Going through a separation or divorce can be both emotionally and financially complicated. For business owners about to divorce, much of the complication has to do with determining income and the value of the business. Further, many business owners are unaware of the paperwork and steps involved in separation/divorce, leading to an unnecessarily long and expensive process. To save time, money and stress, all business owners should read up on the following points before they engage in the separation/divorce process.
When a married couple separates in Ontario, they must disclose to each other the property they accumulated during the marriage. In this case, a list of each spouse’s individual and jointly owned property is detailed with values for date of marriage and date of separation. In this context, “property” refers to anything owned by a person such as cars, household items, bank accounts, pensions, and yes, business interests. Debts are also included as “property”, so debts such as mortgage, car loans and/or credit cards are also part of the equation.

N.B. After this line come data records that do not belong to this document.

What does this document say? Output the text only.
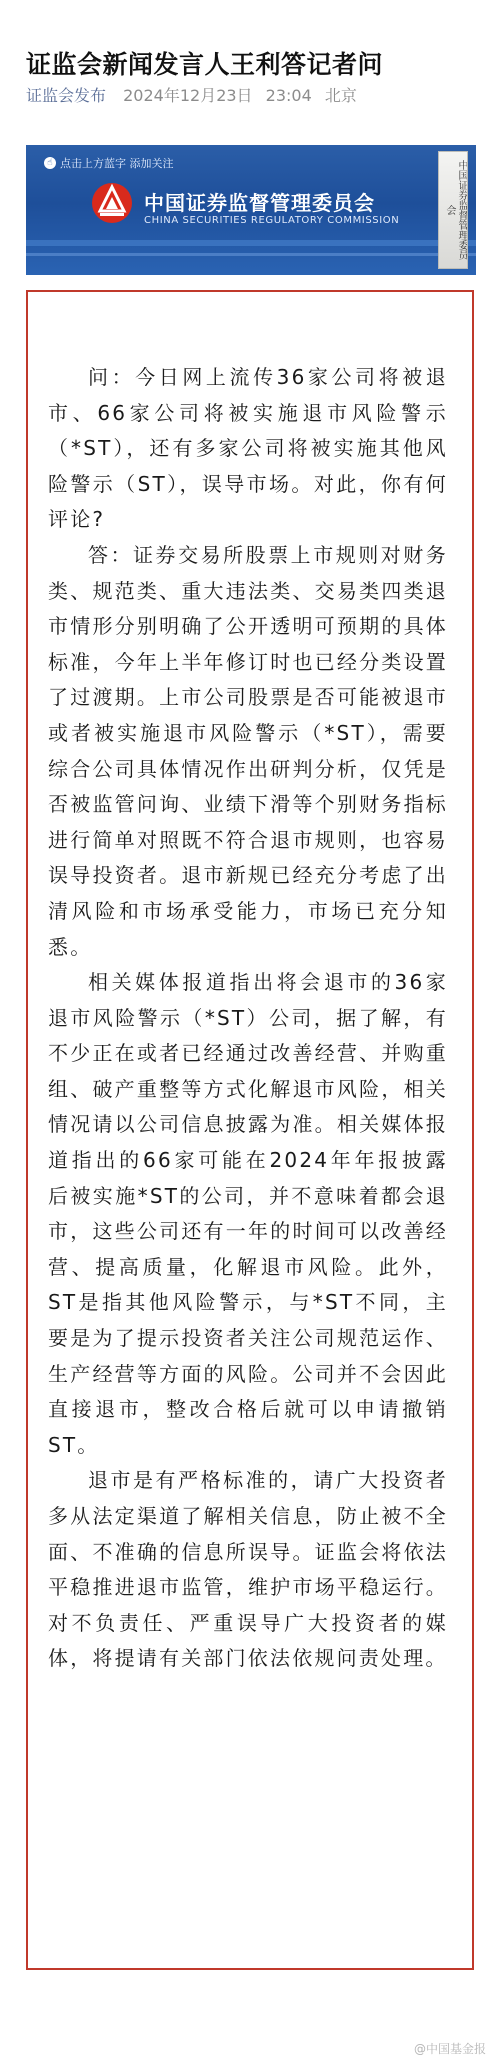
证监会新闻发言人王利答记者问
证监会发布 2024年12月23日 23:04 北京
☝ 点击上方蓝字 添加关注
中国证券监督管理委员会
CHINA SECURITIES REGULATORY COMMISSION	中国证券监督管理委员会

问：今日网上流传36家公司将被退市、66家公司将被实施退市风险警示（*ST），还有多家公司将被实施其他风险警示（ST），误导市场。对此，你有何评论?

答：证券交易所股票上市规则对财务类、规范类、重大违法类、交易类四类退市情形分别明确了公开透明可预期的具体标准，今年上半年修订时也已经分类设置了过渡期。上市公司股票是否可能被退市或者被实施退市风险警示（*ST），需要综合公司具体情况作出研判分析，仅凭是否被监管问询、业绩下滑等个别财务指标进行简单对照既不符合退市规则，也容易误导投资者。退市新规已经充分考虑了出清风险和市场承受能力，市场已充分知悉。

相关媒体报道指出将会退市的36家退市风险警示（*ST）公司，据了解，有不少正在或者已经通过改善经营、并购重组、破产重整等方式化解退市风险，相关情况请以公司信息披露为准。相关媒体报道指出的66家可能在2024年年报披露后被实施*ST的公司，并不意味着都会退市，这些公司还有一年的时间可以改善经营、提高质量，化解退市风险。此外，ST是指其他风险警示，与*ST不同，主要是为了提示投资者关注公司规范运作、生产经营等方面的风险。公司并不会因此直接退市，整改合格后就可以申请撤销ST。

退市是有严格标准的，请广大投资者多从法定渠道了解相关信息，防止被不全面、不准确的信息所误导。证监会将依法平稳推进退市监管，维护市场平稳运行。对不负责任、严重误导广大投资者的媒体，将提请有关部门依法依规问责处理。

@中国基金报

The idea is that the couple is sharing, equally, the increase in value of their net assets (assets minus liabilities).
There are many different ways people value their business in divorce. Certainly, the larger the business, the more difficult it can be to determine its value. In these cases, one of the most common ways is to obtain a valuation from a Chartered Business Valuator (CBV). A CBV is a certified professional who can quantify a business by reviewing its profitability, tangible and intangible assets and future cash flows.
If child-support and/or spousal support are issues in your separation/divorce, then you will have to provide proof of your income. This is relatively straightforward for individuals who work for a company where their income is reported on a T4. In this case, pay-stubs, T4 slips and Notice of Assessments can be the best proof of income.
Typically, if you are self-employed, the aforementioned proof is not good enough for determining support because the Income Tax Act allows self-employed individuals to deduct a variety of business expenses, therefore reducing your income. These deductions however are not all permissible under the Family Law Act (FLA), which clearly complicates matters. As a self-employed individual, you would need to go through all of the business expenses you used to reduce your income to see if they can also legitimately be deducted for the purposes of paying support. If the expenses cannot be deducted, these would be added back to the income, increasing your support obligations.
Given all of this, if you are self-employed, it is extremely important to prepare your income statement in conjunction with a lawyer and business accountant to accurately determine your income and satisfy the disclosure obligations under the FLA (Family Law Act).
Blog posts and podcasts are for informational purposes only and do not constitute legal advice.